L’arrivée de
Steve Howe après
Time And A Word est pour beaucoup considérée comme le vrai départ de Yes, et comme beaucoup de formations anglaises de racines psychédéliques (
Jethro Tull,
Pink Floyd...), le groupe s’oriente vers le rock progressif, défini par
King Crimson et déjà bien avancé. C’est à partir de là que Yes va entrer dans le panthéon du prog, avec ce Yes Album qui s’imposera grâce à son style unique et virtuose.
Ce sont les claviers rêveurs et majestueux associés à un riff rock percutant qui introduisent l’album sur Yours Is No Disgrace, si le thème est brillant, le groupe ne se prive pas de le décliner et d’explorer de multiples changements de rythme avec une maitrise et une cohésion épatante. Les autres titres longs ne déçoivent pas, Starship Trooper a probablement la structure la plus complexe, dans l’ensemble assez rock, mais doté d’un final presque psyché, sublimé par un solo de guitare d’anthologie qui propulse cette conclusion vers des sommets d’épisme remarquables. Avec I’ve Seen All Good People, le ton se fait plus planant, presque floydien, avec des mélodies et des harmonies vocales succulantes, avant un brutal virage presque rock ‘n’ roll certes inattendu mais hyper efficace.
Perpetual Change, qui conclut l’album, maintient ce niveau musical élevé avec de nouvelles envolées mélodiques mémorables, avec un ton plus léger qui n'entame pas le moins le moins du monde la complexité structurelle. Il est important de souligner également la section rythmique vraiment impressionnante de talent, variant sans cesse les pulsations et proposant quelque chose de très original. Howe a droit à sa petite démonstration avec Clap, un enchainement de prouesses techniques de guitare acoustique allant du classique au flamenco, renversant. Avec A Venture, on tient peut-être le seul titre un peu en deçà, mais ça reste très solide grâce à la mélodie beatlesienne associée à la voix toujours très juste de Anderson, rien de grave donc.

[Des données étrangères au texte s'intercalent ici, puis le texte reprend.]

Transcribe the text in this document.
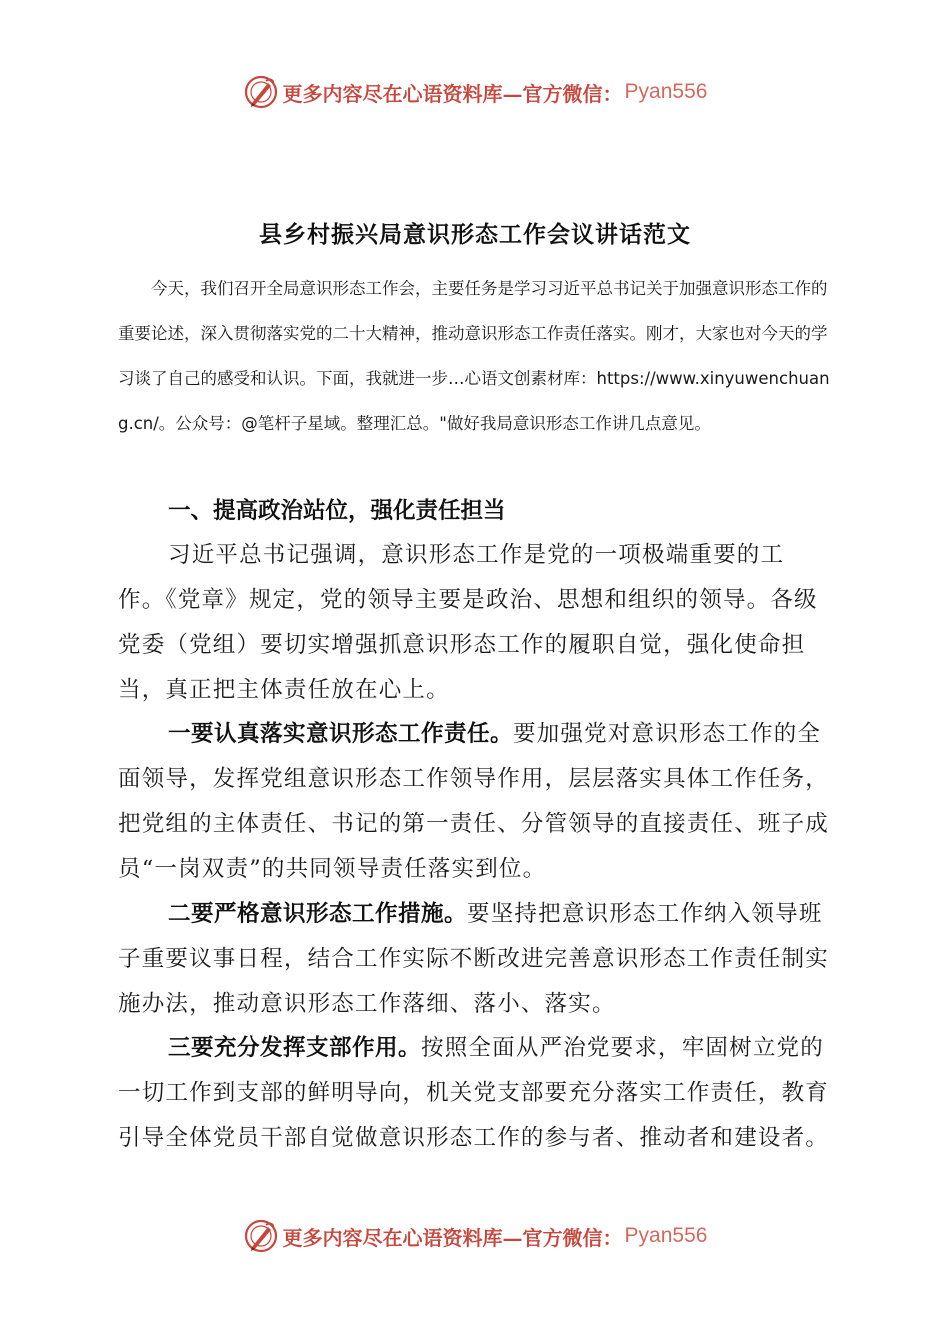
更多内容尽在心语资料库—官方微信： Pyan556
县乡村振兴局意识形态工作会议讲话范文

今天，我们召开全局意识形态工作会，主要任务是学习习近平总书记关于加强意识形态工作的重要论述，深入贯彻落实党的二十大精神，推动意识形态工作责任落实。刚才，大家也对今天的学习谈了自己的感受和认识。下面，我就进一步…心语文创素材库：https://www.xinyuwenchuang.cn/。公众号：@笔杆子星域。整理汇总。"做好我局意识形态工作讲几点意见。

一、提高政治站位，强化责任担当

习近平总书记强调，意识形态工作是党的一项极端重要的工作。《党章》规定，党的领导主要是政治、思想和组织的领导。各级党委（党组）要切实增强抓意识形态工作的履职自觉，强化使命担当，真正把主体责任放在心上。

一要认真落实意识形态工作责任。要加强党对意识形态工作的全面领导，发挥党组意识形态工作领导作用，层层落实具体工作任务，把党组的主体责任、书记的第一责任、分管领导的直接责任、班子成员“一岗双责”的共同领导责任落实到位。

二要严格意识形态工作措施。要坚持把意识形态工作纳入领导班子重要议事日程，结合工作实际不断改进完善意识形态工作责任制实施办法，推动意识形态工作落细、落小、落实。

三要充分发挥支部作用。按照全面从严治党要求，牢固树立党的一切工作到支部的鲜明导向，机关党支部要充分落实工作责任，教育引导全体党员干部自觉做意识形态工作的参与者、推动者和建设者。

更多内容尽在心语资料库—官方微信： Pyan556
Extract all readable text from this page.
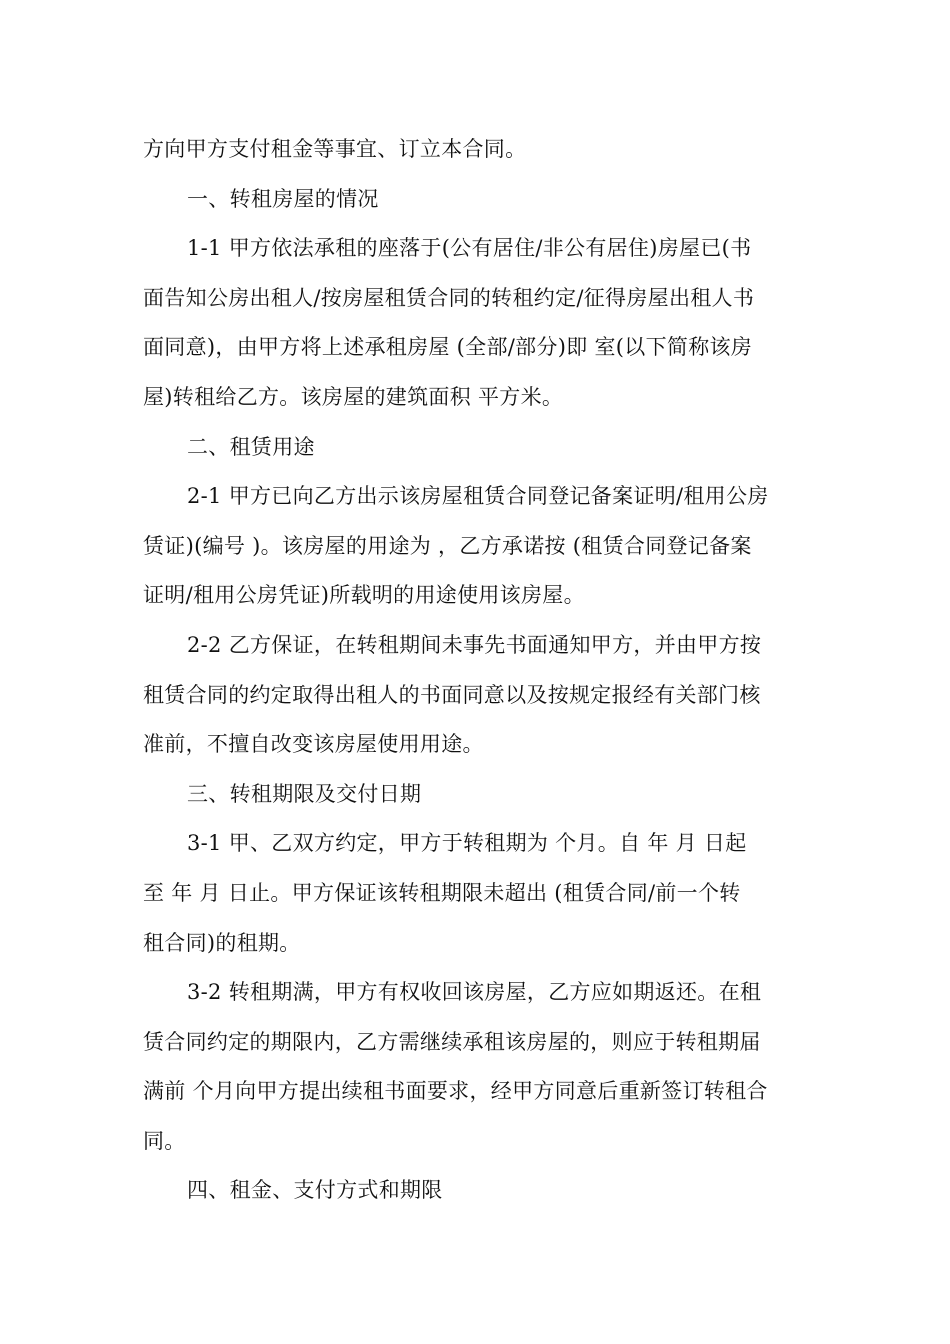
方向甲方支付租金等事宜、订立本合同。
一、转租房屋的情况
1-1 甲方依法承租的座落于(公有居住/非公有居住)房屋已(书
面告知公房出租人/按房屋租赁合同的转租约定/征得房屋出租人书
面同意)，由甲方将上述承租房屋 (全部/部分)即 室(以下简称该房
屋)转租给乙方。该房屋的建筑面积 平方米。
二、租赁用途
2-1 甲方已向乙方出示该房屋租赁合同登记备案证明/租用公房
赁证)(编号 )。该房屋的用途为 ，乙方承诺按 (租赁合同登记备案
证明/租用公房凭证)所载明的用途使用该房屋。
2-2 乙方保证，在转租期间未事先书面通知甲方，并由甲方按
租赁合同的约定取得出租人的书面同意以及按规定报经有关部门核
准前，不擅自改变该房屋使用用途。
三、转租期限及交付日期
3-1 甲、乙双方约定，甲方于转租期为 个月。自 年 月 日起
至 年 月 日止。甲方保证该转租期限未超出 (租赁合同/前一个转
租合同)的租期。
3-2 转租期满，甲方有权收回该房屋，乙方应如期返还。在租
赁合同约定的期限内，乙方需继续承租该房屋的，则应于转租期届
满前 个月向甲方提出续租书面要求，经甲方同意后重新签订转租合
同。
四、租金、支付方式和期限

Le Yes Album frappe donc un grand coup dans le monde du rock progressif. En associant technique instrumentale et qualité de composition, Yes s’impose vite comme l’un des symboles du mouvement qui n’en finit pas d’épater avec des chefs d’oeuvres qui s’accumulent. Plus que tout ça, c’est la simplicité des morceaux qui surprend, surtout quand on connait la suite de la carrière du groupe, ici nul besoin de grands moyens pour atteindre des degrés de grandeur progressive pourtant très élevés. En guise d’ultime ajustement, le groupe se séparera de Tony Kaye après cet album, le remplaçant par un nouveau virtuose,
Rick Wakeman, histoire de compléter le plateau galactique. Néanmoins, Yes n’atteindra par la suite que difficilement les sommets de son Yes Album, en terme de cohésion et d’attrait, et malgré les nombreux titres mythiques composés par la suite, cet album demeure le mieux fichu et le plus équilibré.